Eric Zeman / Android Authority
- The Chrome OS Flex system has exited its beta program.
- Google has certified over 400 devices to work with Flex.
- Flex can turn your PC or Mac into a Chrome OS machine for free.
Back in February, Google rolled out an early access system for a new program called Chrome OS Flex. The purpose of Flex is to allow pretty much anyone to put Chrome OS onto a system that wasn’t originally designed to run it.
Google envisions this as a simple way for education and enterprise customers to convert aging hardware into Chrome OS machines. However, the general consumer would also find this useful, as most of us have an old laptop or desktop collecting dust in a closet.

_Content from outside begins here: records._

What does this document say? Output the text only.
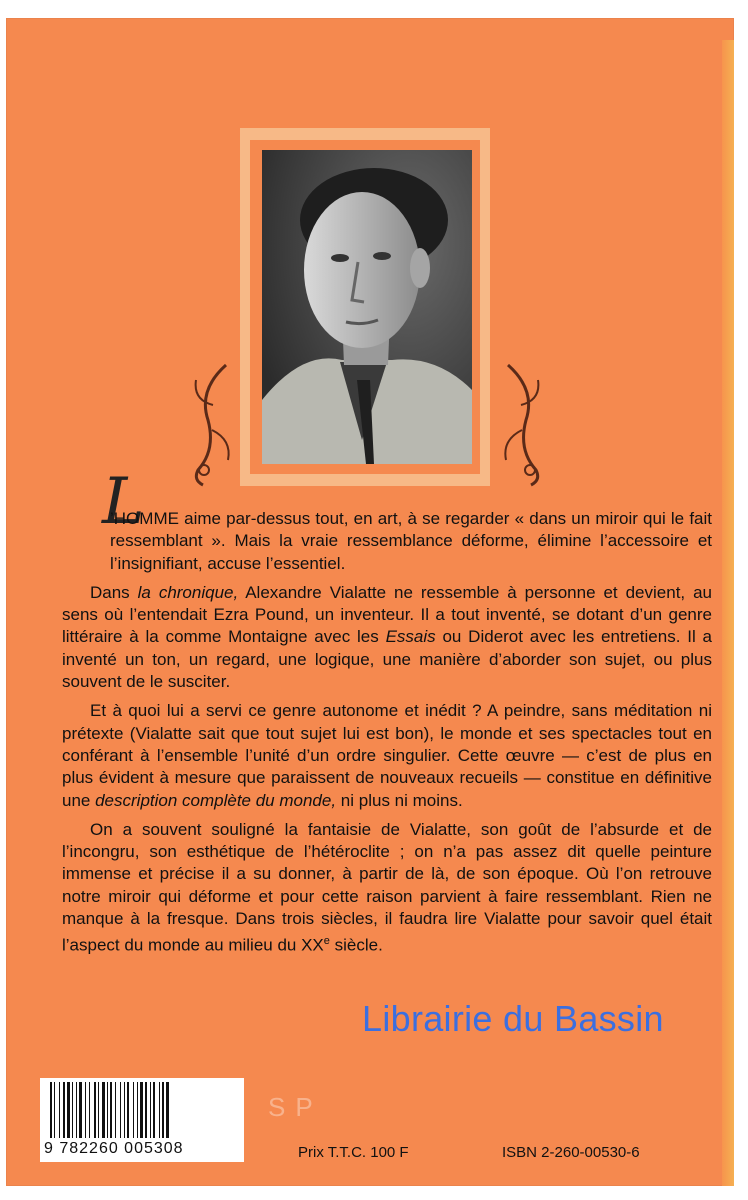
L

’HOMME aime par-dessus tout, en art, à se regarder « dans un miroir qui le fait ressemblant ». Mais la vraie ressemblance déforme, élimine l’accessoire et l’insignifiant, accuse l’essentiel.

Dans la chronique, Alexandre Vialatte ne ressemble à personne et devient, au sens où l’entendait Ezra Pound, un inventeur. Il a tout inventé, se dotant d’un genre littéraire à la comme Montaigne avec les Essais ou Diderot avec les entretiens. Il a inventé un ton, un regard, une logique, une manière d’aborder son sujet, ou plus souvent de le susciter.

Et à quoi lui a servi ce genre autonome et inédit ? A peindre, sans méditation ni prétexte (Vialatte sait que tout sujet lui est bon), le monde et ses spectacles tout en conférant à l’ensemble l’unité d’un ordre singulier. Cette œuvre — c’est de plus en plus évident à mesure que paraissent de nouveaux recueils — constitue en définitive une description complète du monde, ni plus ni moins.

On a souvent souligné la fantaisie de Vialatte, son goût de l’absurde et de l’incongru, son esthétique de l’hétéroclite ; on n’a pas assez dit quelle peinture immense et précise il a su donner, à partir de là, de son époque. Où l’on retrouve notre miroir qui déforme et pour cette raison parvient à faire ressemblant. Rien ne manque à la fresque. Dans trois siècles, il faudra lire Vialatte pour savoir quel était l’aspect du monde au milieu du XXe siècle.

Librairie du Bassin
9 782260 005308
SP
Prix T.T.C. 100 F	ISBN 2-260-00530-6
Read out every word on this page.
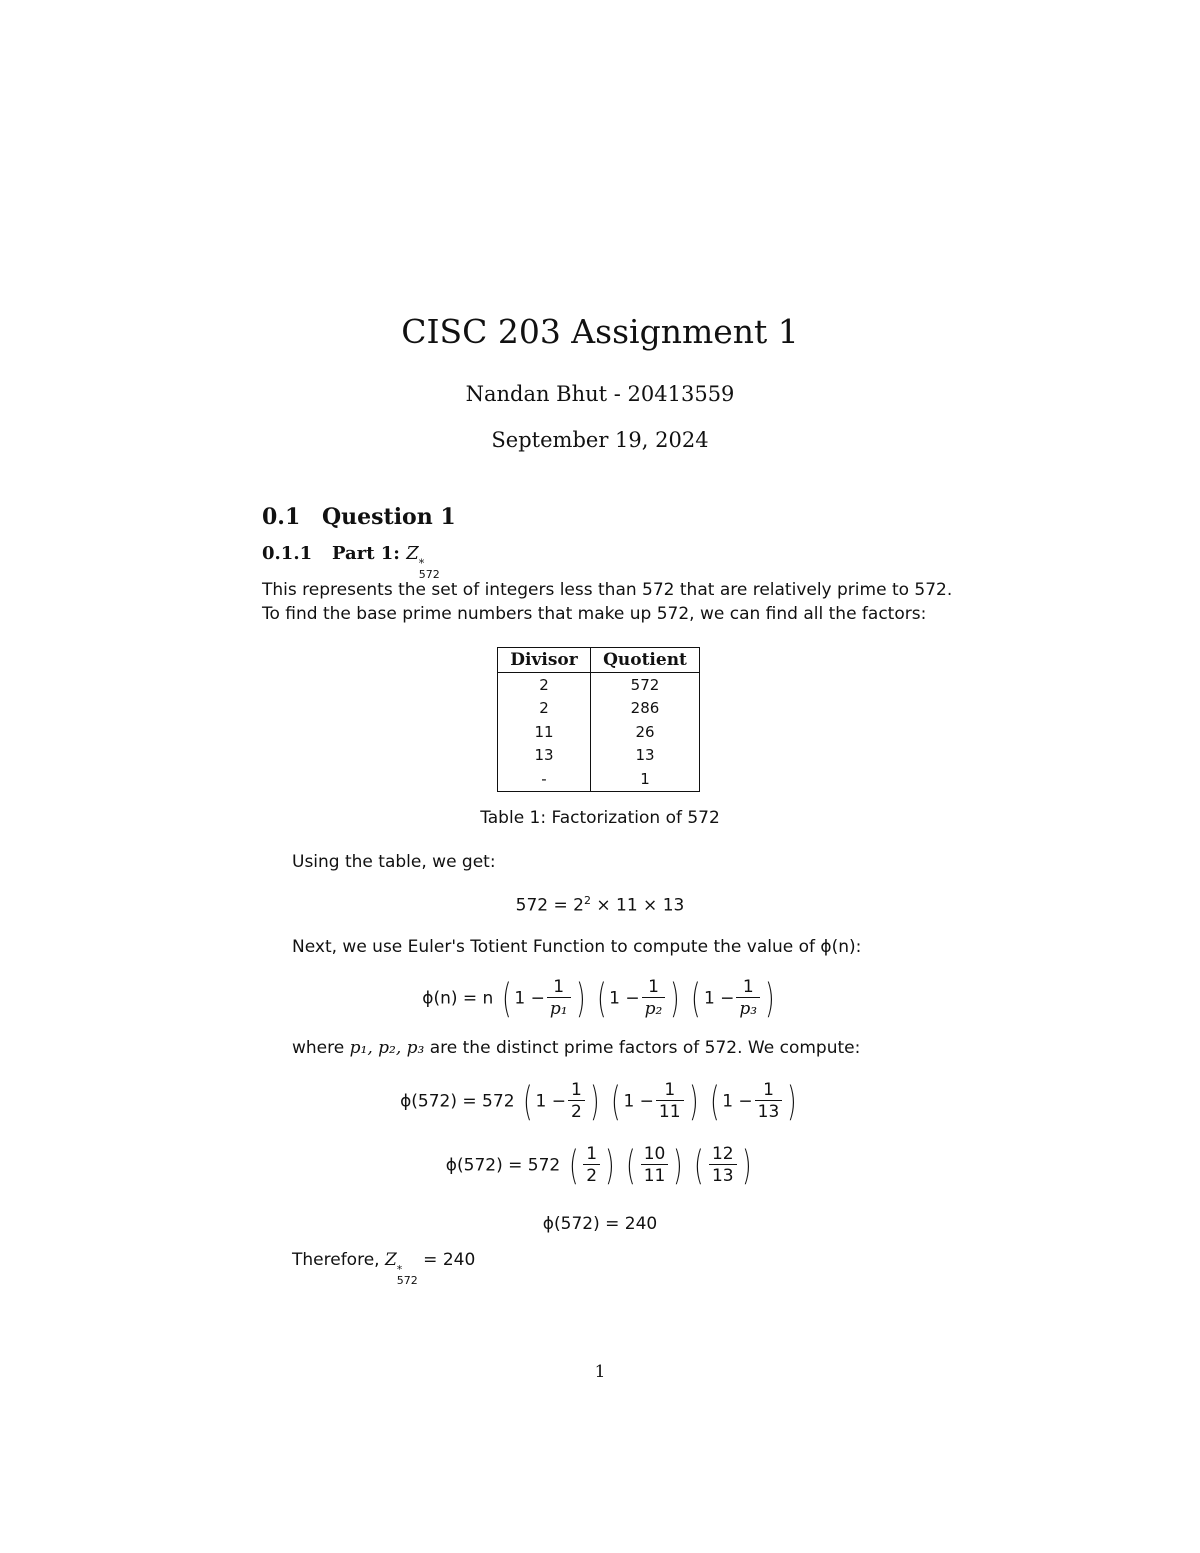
CISC 203 Assignment 1
Nandan Bhut - 20413559
September 19, 2024
0.1 Question 1
0.1.1 Part 1: Z *
572
This represents the set of integers less than 572 that are relatively prime to 572.
To find the base prime numbers that make up 572, we can find all the factors:
Divisor	Quotient
2	572
2	286
11	26
13	13
-	1
Table 1: Factorization of 572
Using the table, we get:
$572 = 2^2 \times 11 \times 13$
Next, we use Euler's Totient Function to compute the value of ϕ(n):
ϕ(n) = n ( $1 - \frac{1}{\text{p₁}}$ ) ( $1 - \frac{1}{\text{p₂}}$ ) ( $1 - \frac{1}{\text{p₃}}$ )
where p₁, p₂, p₃ are the distinct prime factors of 572. We compute:
ϕ(572) = 572 ( $1 - \frac{1}{2}$ ) ( $1 - \frac{1}{11}$ ) ( $1 - \frac{1}{13}$ )
ϕ(572) = 572 ( $\frac{1}{2}$ ) ( $\frac{10}{11}$ ) ( $\frac{12}{13}$ )
ϕ(572) = 240
Therefore, Z *
572
= 240
1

See also: What is Chrome OS and who is it for?
Today, Google is formally moving Flex out of its early access status and into the mainstream. Incredibly, the company says it has certified over 400 devices to work with Flex.
For the general user, there are not too many differences between Flex and the traditional Chrome OS you’d find on a retail Chromebook. Because Chrome OS is so lightweight and has low hardware requirements to work effectively, it could breathe new life into a computer that just isn’t cutting it anymore.
Where Flex really shines, though, is in fleet rollouts. This is what Google is really after. Google hopes Flex will help small businesses and educational institutes adopt Chrome OS on existing hardware instead of buying new Windows- or macOS-based systems. Judging from Chrome OS’s success in the education sector so far, this shouldn’t be a hard sell.